In January I wrote about the papers I plan to publish in 2018 and made this list:

Accepted
1. Fast and accurate prediction of the regioselectivity of electrophilic aromatic substitution reactions

Probable
2. Random Versus Systematic Errors in Reaction Enthalpies Computed using Semi-empirical and Minimal Basis Set Methods
3. Improving Solvation Energy Predictions using the SMD Solvation Method and Semi-empirical Electronic Structure Methods

Maybe
4. Towards a barrier height benchmark set for biologically relevant systems - part 2
5. pKaSQM: Automated Prediction of pKa Values for Druglike Molecules Using Semiempirical Quantum Chemical Methods
6. Prediction of CH pKa values

The status is

Submitted

Probably submitted in 2018
4. Towards a barrier height benchmark set for biologically relevant systems - part 2

Paper 4: We've already gathered the data for 11 new systems to add to the data set and Jimmy's working on applying what we learned in paper 2 to most of these systems. We have to submit the paper in October as part of a special issue. I hope we'll make it.

I don't see papers 5 and 6 happen in the foreseeable future as we're getting further into high-throughput screening of various molecular properties.

## Friday, July 6, 2018

### Why I just sent my paper to Journal of Chemical Physics

The last few years I have published my papers (i.e. the ones where I'm corresponding author) open access as much as possible, but I just sent my latest paper to JCP. Here's why.

Why not OA?
The paper isn't "impactful" enough for free OA options such as Chemical Science and ACS Central Science.

When it comes to impact-neutral journals my main consideration is price. My go-to journal in the past has been PeerJ where I purchased a life-time membership years ago. My two co-authors also have memberships so we could have published the article for free. Unfortunately, the current paper is not "bio enough" for PeerJ.
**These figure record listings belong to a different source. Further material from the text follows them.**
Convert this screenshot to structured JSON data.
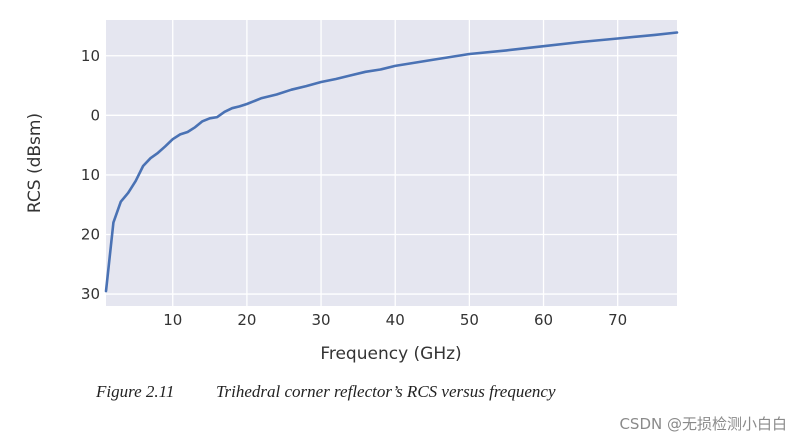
{
  "chart_data": {
    "type": "line",
    "title": "",
    "xlabel": "Frequency (GHz)",
    "ylabel": "RCS (dBsm)",
    "xlim": [
      1,
      78
    ],
    "ylim": [
      -32,
      16
    ],
    "x_ticks": [
      10,
      20,
      30,
      40,
      50,
      60,
      70
    ],
    "y_ticks": [
      10,
      0,
      -10,
      -20,
      -30
    ],
    "y_tick_labels": [
      "10",
      "0",
      "10",
      "20",
      "30"
    ],
    "grid": true,
    "legend": "none",
    "colors": {
      "plot_bg": "#e5e6f0",
      "grid": "#ffffff",
      "line": "#4a72b4"
    },
    "series": [
      {
        "x": [
          1,
          2,
          3,
          4,
          5,
          6,
          7,
          8,
          9,
          10,
          11,
          12,
          13,
          14,
          15,
          16,
          17,
          18,
          19,
          20,
          22,
          24,
          26,
          28,
          30,
          32,
          34,
          36,
          38,
          40,
          45,
          50,
          55,
          60,
          65,
          70,
          75,
          78
        ],
        "y": [
          -29.5,
          -18,
          -14.5,
          -13,
          -11,
          -8.5,
          -7.2,
          -6.3,
          -5.2,
          -4,
          -3.2,
          -2.8,
          -2,
          -1,
          -0.5,
          -0.3,
          0.6,
          1.2,
          1.5,
          1.9,
          2.9,
          3.5,
          4.3,
          4.9,
          5.6,
          6.1,
          6.7,
          7.3,
          7.7,
          8.3,
          9.3,
          10.3,
          10.9,
          11.6,
          12.3,
          12.9,
          13.5,
          13.9
        ]
      }
    ]
  },
  "caption": {
    "number": "Figure 2.11",
    "text": "Trihedral corner reflector’s RCS versus frequency"
  },
  "watermark": "CSDN @无损检测小白白"
}
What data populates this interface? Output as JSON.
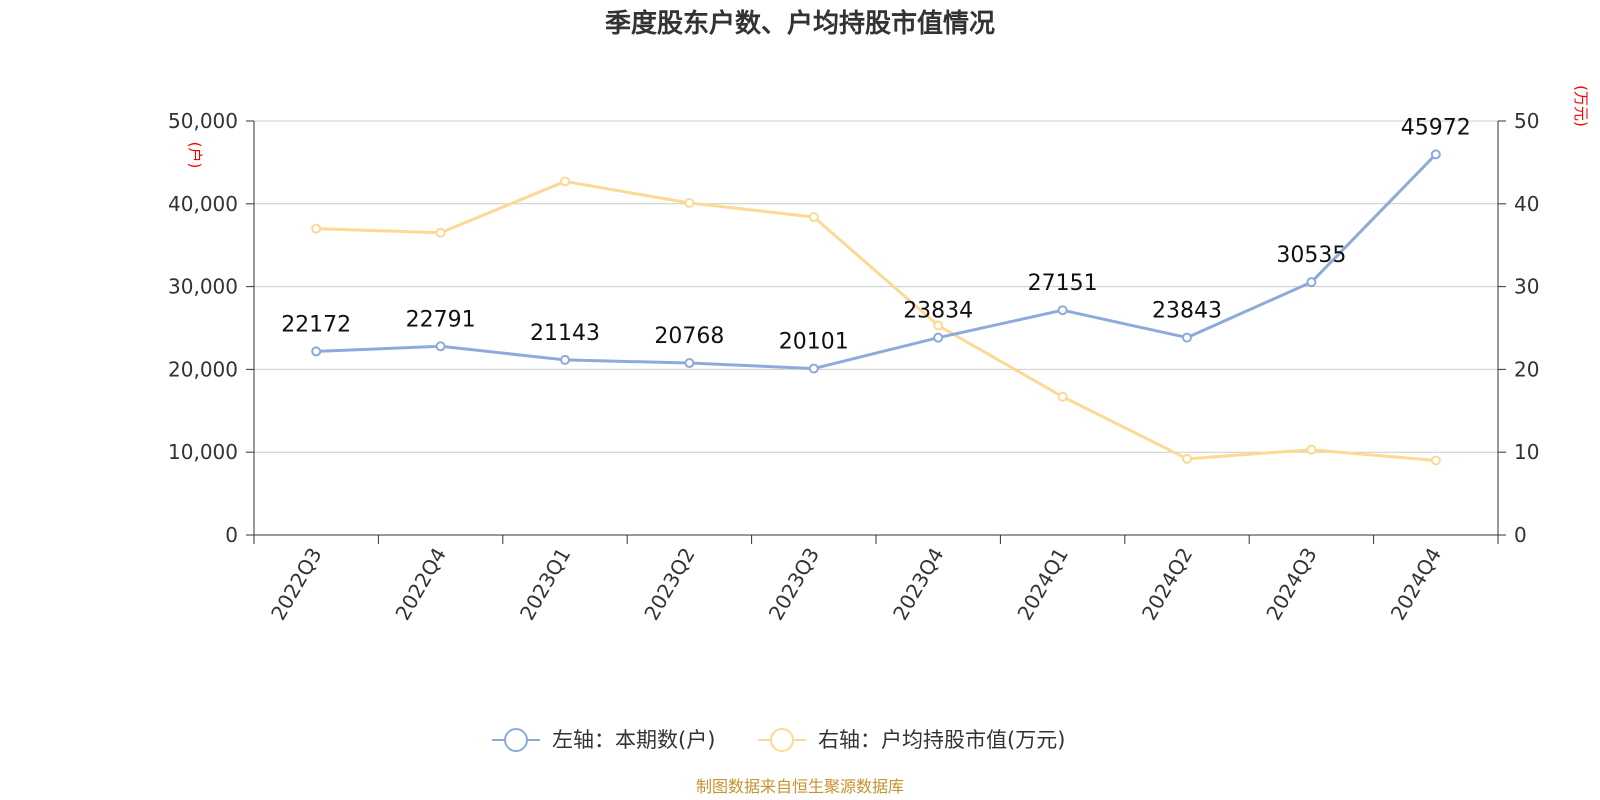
{
  "chart_data": {
    "type": "line",
    "title": "季度股东户数、户均持股市值情况",
    "categories": [
      "2022Q3",
      "2022Q4",
      "2023Q1",
      "2023Q2",
      "2023Q3",
      "2023Q4",
      "2024Q1",
      "2024Q2",
      "2024Q3",
      "2024Q4"
    ],
    "y_left": {
      "unit": "(户)",
      "ylim": [
        0,
        50000
      ],
      "ticks": [
        "0",
        "10,000",
        "20,000",
        "30,000",
        "40,000",
        "50,000"
      ]
    },
    "y_right": {
      "unit": "(万元)",
      "ylim": [
        0,
        50
      ],
      "ticks": [
        "0",
        "10",
        "20",
        "30",
        "40",
        "50"
      ]
    },
    "series": [
      {
        "name": "左轴：本期数(户)",
        "axis": "left",
        "color": "#8eaadb",
        "values": [
          22172,
          22791,
          21143,
          20768,
          20101,
          23834,
          27151,
          23843,
          30535,
          45972
        ],
        "data_labels": [
          "22172",
          "22791",
          "21143",
          "20768",
          "20101",
          "23834",
          "27151",
          "23843",
          "30535",
          "45972"
        ]
      },
      {
        "name": "右轴：户均持股市值(万元)",
        "axis": "right",
        "color": "#fcd994",
        "values": [
          37.0,
          36.5,
          42.7,
          40.1,
          38.4,
          25.3,
          16.7,
          9.2,
          10.3,
          9.0
        ]
      }
    ],
    "grid": true,
    "legend_position": "bottom-center",
    "source": "制图数据来自恒生聚源数据库"
  }
}
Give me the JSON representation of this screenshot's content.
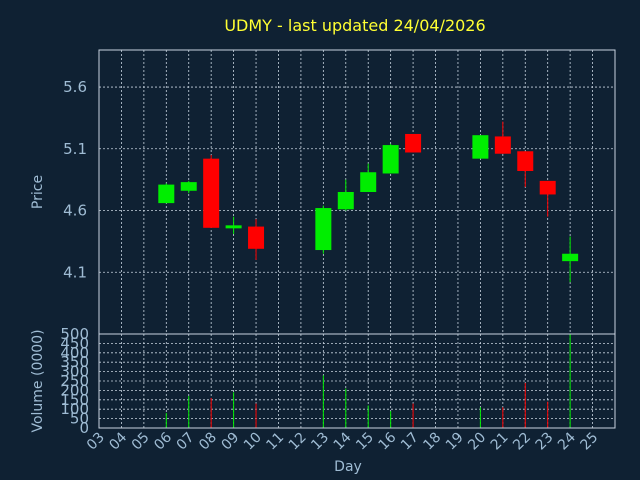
{
  "chart_data": {
    "type": "candlestick",
    "title": "UDMY - last updated 24/04/2026",
    "xlabel": "Day",
    "ylabel": "Price",
    "volume_label": "Volume (0000)",
    "price_ylim": [
      3.6,
      5.9
    ],
    "price_yticks": [
      "4.1",
      "4.6",
      "5.1",
      "5.6"
    ],
    "volume_ylim": [
      0,
      500
    ],
    "volume_yticks": [
      "0",
      "50",
      "100",
      "150",
      "200",
      "250",
      "300",
      "350",
      "400",
      "450",
      "500"
    ],
    "x_ticks": [
      "03",
      "04",
      "05",
      "06",
      "07",
      "08",
      "09",
      "10",
      "11",
      "12",
      "13",
      "14",
      "15",
      "16",
      "17",
      "18",
      "19",
      "20",
      "21",
      "22",
      "23",
      "24",
      "25"
    ],
    "grid": true,
    "colors": {
      "up": "#00ee00",
      "down": "#ff0000",
      "grid": "#c8d4e0",
      "frame": "#c8d4e0"
    },
    "candles": [
      {
        "day": "06",
        "open": 4.66,
        "high": 4.82,
        "low": 4.66,
        "close": 4.81,
        "volume": 80
      },
      {
        "day": "07",
        "open": 4.76,
        "high": 4.84,
        "low": 4.74,
        "close": 4.83,
        "volume": 170
      },
      {
        "day": "08",
        "open": 5.02,
        "high": 5.05,
        "low": 4.46,
        "close": 4.46,
        "volume": 160
      },
      {
        "day": "09",
        "open": 4.47,
        "high": 4.55,
        "low": 4.41,
        "close": 4.48,
        "volume": 190
      },
      {
        "day": "10",
        "open": 4.47,
        "high": 4.53,
        "low": 4.2,
        "close": 4.29,
        "volume": 130
      },
      {
        "day": "13",
        "open": 4.28,
        "high": 4.64,
        "low": 4.25,
        "close": 4.62,
        "volume": 280
      },
      {
        "day": "14",
        "open": 4.61,
        "high": 4.85,
        "low": 4.6,
        "close": 4.75,
        "volume": 210
      },
      {
        "day": "15",
        "open": 4.75,
        "high": 4.98,
        "low": 4.75,
        "close": 4.91,
        "volume": 120
      },
      {
        "day": "16",
        "open": 4.9,
        "high": 5.14,
        "low": 4.9,
        "close": 5.13,
        "volume": 90
      },
      {
        "day": "17",
        "open": 5.22,
        "high": 5.22,
        "low": 5.07,
        "close": 5.07,
        "volume": 130
      },
      {
        "day": "20",
        "open": 5.02,
        "high": 5.21,
        "low": 5.02,
        "close": 5.21,
        "volume": 110
      },
      {
        "day": "21",
        "open": 5.2,
        "high": 5.32,
        "low": 5.06,
        "close": 5.06,
        "volume": 110
      },
      {
        "day": "22",
        "open": 5.08,
        "high": 5.08,
        "low": 4.79,
        "close": 4.92,
        "volume": 240
      },
      {
        "day": "23",
        "open": 4.84,
        "high": 4.84,
        "low": 4.55,
        "close": 4.73,
        "volume": 140
      },
      {
        "day": "24",
        "open": 4.19,
        "high": 4.39,
        "low": 4.02,
        "close": 4.25,
        "volume": 500
      }
    ]
  }
}
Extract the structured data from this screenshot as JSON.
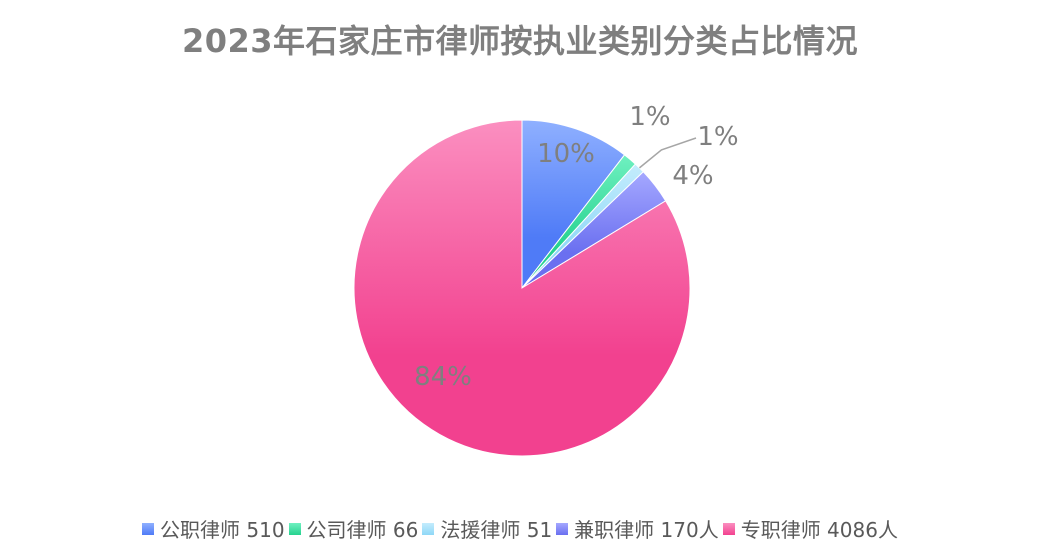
{
  "chart_data": {
    "type": "pie",
    "title": "2023年石家庄市律师按执业类别分类占比情况",
    "slices": [
      {
        "label": "公职律师 510",
        "value": 510,
        "pct_label": "10%",
        "color": "#4f7bf7",
        "color_light": "#8fb0ff"
      },
      {
        "label": "公司律师 66",
        "value": 66,
        "pct_label": "1%",
        "color": "#26d28f",
        "color_light": "#6ff0c0"
      },
      {
        "label": "法援律师 51",
        "value": 51,
        "pct_label": "1%",
        "color": "#8fd8f7",
        "color_light": "#c4ecfd"
      },
      {
        "label": "兼职律师 170人",
        "value": 170,
        "pct_label": "4%",
        "color": "#6a6ff0",
        "color_light": "#a5a8ff"
      },
      {
        "label": "专职律师 4086人",
        "value": 4086,
        "pct_label": "84%",
        "color": "#f2418f",
        "color_light": "#fb8fc0"
      }
    ],
    "legend_position": "bottom"
  }
}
It's also not "organic" enough for Beilstein Journal of Organic Chemistry (which is free) and it doesn't fall in to any of the categories for Living Journal of Computational Molecular Science ($100). The next-most cheapest options are ACS Omega ($750) or RSC Advances (£500 ≈ $670). When I published in ACS Omega earlier this year I discovered that you still sign away copyright to the ACS who then graciously agrees to publish it under an CC license if you pay them$750! In my book that's not OA and I don't think I'll publish there again.

I was all set to send it to RSC Advances but a few months ago I discovered that the RSC is engaging in the sort of behaviour I would normally expect from Elsevier. I don't see why I should support the RSC with an additional £500.